Wolf's set about Sanders actually opened with a more pop culture-related joke about women disappointing other women. She said that Sanders had "graced" the event with her presence, and then dove straight into the jokes. "I have to say I’m a little star-struck," Wolf said. "I love you as Aunt Lydia in The Handmaid’s Tale. Mike Pence, if you haven’t seen it, you would love it."

Aunt Lydia, for those who haven't seen The Handmaid's Tale, is the character who plays the biggest role in teaching women about their new role in society and punishing them when they act wrongly.

"Every time Sarah steps up to the podium, I get excited, because I’m not really sure what we’re going to get," Wolf's set continued. "You know, a press briefing, a bunch of lies or divided into softball teams. ‘It’s shirts and skins, and this time don’t be such a little b****, Jim Acosta!’"

The comment most related to her outward appearance came next. "“I actually really like Sarah," Wolf began. "I think she’s very resourceful. She burns facts and then she uses that ash to create a perfect smoky eye. Like maybe she’s born with it, maybe it’s lies. It’s probably lies.”

Wolf's routine about Sanders was divisive, to say the least — and it was split along predictable lines. Sean Spicer, for example, represented those who support the Trump administration when he called the event "a disgrace." Wolf, however, responded by retweeting Spicer's comment with an emphatic "Thank you!"

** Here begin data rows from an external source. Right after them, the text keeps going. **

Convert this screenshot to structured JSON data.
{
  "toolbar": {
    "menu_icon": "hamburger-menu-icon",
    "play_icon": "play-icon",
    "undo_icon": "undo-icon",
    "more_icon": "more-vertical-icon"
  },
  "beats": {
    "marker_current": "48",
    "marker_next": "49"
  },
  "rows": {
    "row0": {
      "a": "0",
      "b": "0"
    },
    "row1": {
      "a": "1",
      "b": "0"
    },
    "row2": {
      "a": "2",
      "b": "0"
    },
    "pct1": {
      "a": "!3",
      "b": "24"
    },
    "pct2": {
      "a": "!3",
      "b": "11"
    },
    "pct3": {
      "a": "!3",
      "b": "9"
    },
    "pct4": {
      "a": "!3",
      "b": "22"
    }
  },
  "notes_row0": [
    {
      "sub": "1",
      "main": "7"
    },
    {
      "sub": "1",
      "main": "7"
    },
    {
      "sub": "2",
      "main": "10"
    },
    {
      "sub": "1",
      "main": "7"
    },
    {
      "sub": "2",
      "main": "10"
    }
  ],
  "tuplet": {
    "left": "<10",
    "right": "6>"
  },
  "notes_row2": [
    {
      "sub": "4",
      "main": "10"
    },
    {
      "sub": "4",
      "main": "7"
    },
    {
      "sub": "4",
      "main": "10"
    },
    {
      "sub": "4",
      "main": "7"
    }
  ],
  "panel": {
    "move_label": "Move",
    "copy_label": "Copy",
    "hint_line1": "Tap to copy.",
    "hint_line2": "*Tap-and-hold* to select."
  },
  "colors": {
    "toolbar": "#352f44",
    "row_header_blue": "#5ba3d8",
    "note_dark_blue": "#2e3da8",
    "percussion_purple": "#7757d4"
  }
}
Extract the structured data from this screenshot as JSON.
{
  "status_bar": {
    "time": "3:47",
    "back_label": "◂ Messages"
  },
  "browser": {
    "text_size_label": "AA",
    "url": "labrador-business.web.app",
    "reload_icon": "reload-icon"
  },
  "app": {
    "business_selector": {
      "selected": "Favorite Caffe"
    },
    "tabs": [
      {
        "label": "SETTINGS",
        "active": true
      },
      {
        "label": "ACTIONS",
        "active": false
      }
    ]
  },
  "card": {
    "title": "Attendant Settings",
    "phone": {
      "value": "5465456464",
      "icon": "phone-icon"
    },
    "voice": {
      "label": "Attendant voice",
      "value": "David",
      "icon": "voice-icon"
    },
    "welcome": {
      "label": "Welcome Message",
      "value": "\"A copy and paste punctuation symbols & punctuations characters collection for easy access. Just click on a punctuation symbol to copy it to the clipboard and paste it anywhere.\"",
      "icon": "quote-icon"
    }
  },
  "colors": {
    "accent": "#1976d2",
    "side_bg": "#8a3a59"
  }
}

Wolf's joke that touched on Sanders' appearance was probably the most provocative one, even though Wolf only made reference to Sanders' characteristic makeup choice by talking about her "perfect smokey eye." Those criticizing Wolf's joke claim that the comment was body shaming because of it does make reference to Sanders' looks. Wolf's defenders on Twitter and elsewhere, though, have noted that the body of the joke is about Sanders lying to the White House press corps, which she has been caught doing on numerous occasions.

Any jokes at the White House Correspondents' Dinner about Sanders, though, with her very visible role in the Trump administration, were always going to be very funny to some and very offensive to others. If you watch a video of the set, you can even hear the laughter and booing mixing together. No matter what you think of the set, though, at least one thing is undeniable — Sanders just listened, and didn't let her discomfort get the better of her.